Sometimes, doctoring the truth can seem innocent to the perpetrator, as with the case of a Syrian citizen journalist in Homs, who added smoke to a backdrop of a report to increase its dramatic effect (Flock 2012). And some citizen journalists see nothing wrong with breaking the law or practising entrapment to forward their agenda. For example, “conservative gotcha artist” James O’Keefe became famous for posing as a pimp to ensnare officials of the left-wing Association of Community Organizers for Reform Now (ACORN) by filming them advising one of his “prostitutes” to game the system. In January 2010, he was arrested for tapping the phones of Louisiana Democrat Mary Landrieu (Meek 2010).
While YouTube offers a worldwide arena for citizen journalism, it has barely begun to realize its potential. The Pew Center’s Project for Excellence in Journalism took a tally of the most popular YouTube videos in 2011 and, not surprisingly, music dominated seven of the months, with Lady Gaga taking two, and the other five belonging to Drake, Katy Perry, Rock in Rio, Taylor Swift, and Amy Winehouse (the Rehab video spiked after her death). Three others belonged to a video game, the death of motorcycle racer Marco Simoncelli, and a homeless man with a powerful singing voice. Only two months were dominated by news: March, with the Japanese tsunami, and May, with the death of Osama bin Laden (PEJ 2012b).
The popularity of the thirty-minute video Kony 2012, about the Ugandan warlord Joseph Kony, indicates that there may be an appetite for current events among young people. It was viewed an average 7.6 million times a day for the first ten days after it was posted on YouTube, and 125,00 times a day over the following four months (PEJ 2012b). Another Pew Center study showed that the Kony video revealed that younger people tend to get more news from YouTube than older people do. Those aged eighteen to twenty-nine were much more likely than older adults to have heard about Kony and his Lords Resistance Army through YouTube or social media such as Facebook and Twitter (Rainie et al. 2012). This has interesting implications for YouTube as a future news source, Amy Mitchell of Pew’s Project for Excellence in Journalism told the Globe and Mail. “There’s a new form of video journalism on this platform. It’s a form in which the relationship between news organizations and citizens is more dynamic and more multiverse than we’ve seen in most other platforms before” (Coyle 2012).

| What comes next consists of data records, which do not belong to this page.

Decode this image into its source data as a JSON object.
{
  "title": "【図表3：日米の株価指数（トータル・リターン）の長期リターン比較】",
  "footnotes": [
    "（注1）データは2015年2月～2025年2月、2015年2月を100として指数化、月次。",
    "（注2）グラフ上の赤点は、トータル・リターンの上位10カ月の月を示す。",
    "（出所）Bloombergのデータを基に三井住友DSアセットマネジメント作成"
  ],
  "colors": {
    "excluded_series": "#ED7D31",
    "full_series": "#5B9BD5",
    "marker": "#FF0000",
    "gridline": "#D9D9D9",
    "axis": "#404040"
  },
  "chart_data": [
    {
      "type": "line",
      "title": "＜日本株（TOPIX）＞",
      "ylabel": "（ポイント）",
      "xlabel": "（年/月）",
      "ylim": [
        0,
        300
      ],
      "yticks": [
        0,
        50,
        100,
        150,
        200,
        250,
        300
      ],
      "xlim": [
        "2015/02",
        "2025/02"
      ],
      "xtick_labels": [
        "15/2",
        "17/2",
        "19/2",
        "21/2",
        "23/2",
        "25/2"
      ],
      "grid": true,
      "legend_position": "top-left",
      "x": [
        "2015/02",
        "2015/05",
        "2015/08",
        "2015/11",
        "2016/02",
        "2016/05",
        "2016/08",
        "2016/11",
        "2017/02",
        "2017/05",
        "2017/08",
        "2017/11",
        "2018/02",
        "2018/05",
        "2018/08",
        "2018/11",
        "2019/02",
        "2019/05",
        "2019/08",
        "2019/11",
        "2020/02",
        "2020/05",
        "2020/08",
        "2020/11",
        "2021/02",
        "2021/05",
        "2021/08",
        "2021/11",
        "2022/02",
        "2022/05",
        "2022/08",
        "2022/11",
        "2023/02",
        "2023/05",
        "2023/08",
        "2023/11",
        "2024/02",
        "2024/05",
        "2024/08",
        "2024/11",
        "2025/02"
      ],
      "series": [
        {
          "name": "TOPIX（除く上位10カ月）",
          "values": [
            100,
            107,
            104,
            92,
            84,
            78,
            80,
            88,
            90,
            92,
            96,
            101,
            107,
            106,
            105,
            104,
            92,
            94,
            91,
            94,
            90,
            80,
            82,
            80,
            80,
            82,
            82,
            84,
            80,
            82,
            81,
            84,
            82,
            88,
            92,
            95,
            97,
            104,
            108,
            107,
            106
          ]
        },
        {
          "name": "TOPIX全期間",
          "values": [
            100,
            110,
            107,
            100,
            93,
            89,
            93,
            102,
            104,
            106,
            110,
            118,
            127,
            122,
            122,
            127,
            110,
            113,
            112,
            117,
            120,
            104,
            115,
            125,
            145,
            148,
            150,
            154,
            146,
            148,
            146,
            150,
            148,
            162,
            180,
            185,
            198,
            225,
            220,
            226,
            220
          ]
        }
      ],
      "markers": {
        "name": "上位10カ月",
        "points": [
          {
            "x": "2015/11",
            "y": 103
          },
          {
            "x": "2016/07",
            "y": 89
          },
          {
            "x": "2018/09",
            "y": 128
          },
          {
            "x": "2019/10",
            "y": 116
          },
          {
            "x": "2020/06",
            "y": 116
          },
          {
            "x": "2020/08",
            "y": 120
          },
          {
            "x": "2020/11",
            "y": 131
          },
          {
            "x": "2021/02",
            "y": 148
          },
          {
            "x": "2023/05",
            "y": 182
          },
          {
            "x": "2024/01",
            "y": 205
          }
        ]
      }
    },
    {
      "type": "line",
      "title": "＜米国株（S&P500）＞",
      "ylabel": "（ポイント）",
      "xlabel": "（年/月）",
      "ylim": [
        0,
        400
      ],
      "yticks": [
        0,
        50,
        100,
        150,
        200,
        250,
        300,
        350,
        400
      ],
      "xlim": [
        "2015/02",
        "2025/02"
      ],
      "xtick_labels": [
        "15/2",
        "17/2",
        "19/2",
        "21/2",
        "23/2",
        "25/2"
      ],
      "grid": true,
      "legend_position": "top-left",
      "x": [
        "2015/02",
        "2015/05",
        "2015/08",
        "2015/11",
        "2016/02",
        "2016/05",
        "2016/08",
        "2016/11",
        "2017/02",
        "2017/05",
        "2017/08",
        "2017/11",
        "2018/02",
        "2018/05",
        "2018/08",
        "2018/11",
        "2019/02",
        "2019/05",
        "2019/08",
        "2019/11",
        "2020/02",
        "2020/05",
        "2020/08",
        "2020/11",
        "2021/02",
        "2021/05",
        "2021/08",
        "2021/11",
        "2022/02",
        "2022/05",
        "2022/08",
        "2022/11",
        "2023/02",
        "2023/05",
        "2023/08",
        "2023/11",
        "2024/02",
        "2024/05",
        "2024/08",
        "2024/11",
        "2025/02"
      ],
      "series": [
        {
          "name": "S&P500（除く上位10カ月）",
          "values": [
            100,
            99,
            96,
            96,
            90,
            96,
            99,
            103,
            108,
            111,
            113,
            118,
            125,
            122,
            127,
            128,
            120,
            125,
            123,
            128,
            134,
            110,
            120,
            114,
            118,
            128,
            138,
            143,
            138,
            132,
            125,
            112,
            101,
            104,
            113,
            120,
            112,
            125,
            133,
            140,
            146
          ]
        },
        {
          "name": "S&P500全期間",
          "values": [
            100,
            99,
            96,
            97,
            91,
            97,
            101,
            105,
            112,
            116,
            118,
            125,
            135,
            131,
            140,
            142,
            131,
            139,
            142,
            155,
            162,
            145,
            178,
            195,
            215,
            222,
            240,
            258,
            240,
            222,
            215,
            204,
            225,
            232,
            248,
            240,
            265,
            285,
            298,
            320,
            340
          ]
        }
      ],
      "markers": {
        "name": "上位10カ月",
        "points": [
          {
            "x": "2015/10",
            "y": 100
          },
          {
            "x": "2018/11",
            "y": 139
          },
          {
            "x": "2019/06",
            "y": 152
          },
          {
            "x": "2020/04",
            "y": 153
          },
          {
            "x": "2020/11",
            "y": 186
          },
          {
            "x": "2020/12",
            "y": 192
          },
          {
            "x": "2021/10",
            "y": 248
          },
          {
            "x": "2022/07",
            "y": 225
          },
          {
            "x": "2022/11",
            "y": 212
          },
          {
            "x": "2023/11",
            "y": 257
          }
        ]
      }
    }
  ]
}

YouTube is only the most obvious manifestation of an evolving way of collecting, processing, and disseminating journalism that involves an ever mutating and shifting network of connections and affiliations, partially dependent on media such as Twitter and Facebook to call attention to itself. That would also imply that the most important role of traditional media might be to play moderator, facilitator, truth detector, and publicist for this organic newsgathering network. One of the major duties of journalism may be to monitor the flow of information and opinion: harvesting the best of it, and trying to assure something important doesn’t go unnoticed and that lies don’t permeate the public record. The spread of false information on the Internet is a growing concern. Columbia University’s Tow Center for Digital Journalism has released a 150-page report, Lies, Damn Lies and Viral Content, that explores “the onslaught of hoaxes, misinformation, and other forms of inaccurate content that flow constantly over digital platforms” (Silverman 2015, 1). The study’s author, Craig Silverman, found that, driven by the needs to react instantly to breaking news and to draw eyeballs to their sites, mainstream news organizations play an important role in retransmitting misinformation online. And it is a tall order for those news organizations to set the record straight. “Fake articles are engineered to appeal to hopes, fears, wishes, and curiosity. They are not restrained by facts or reality. This gives them a leg up in creating shareable content that drives engagement” (68).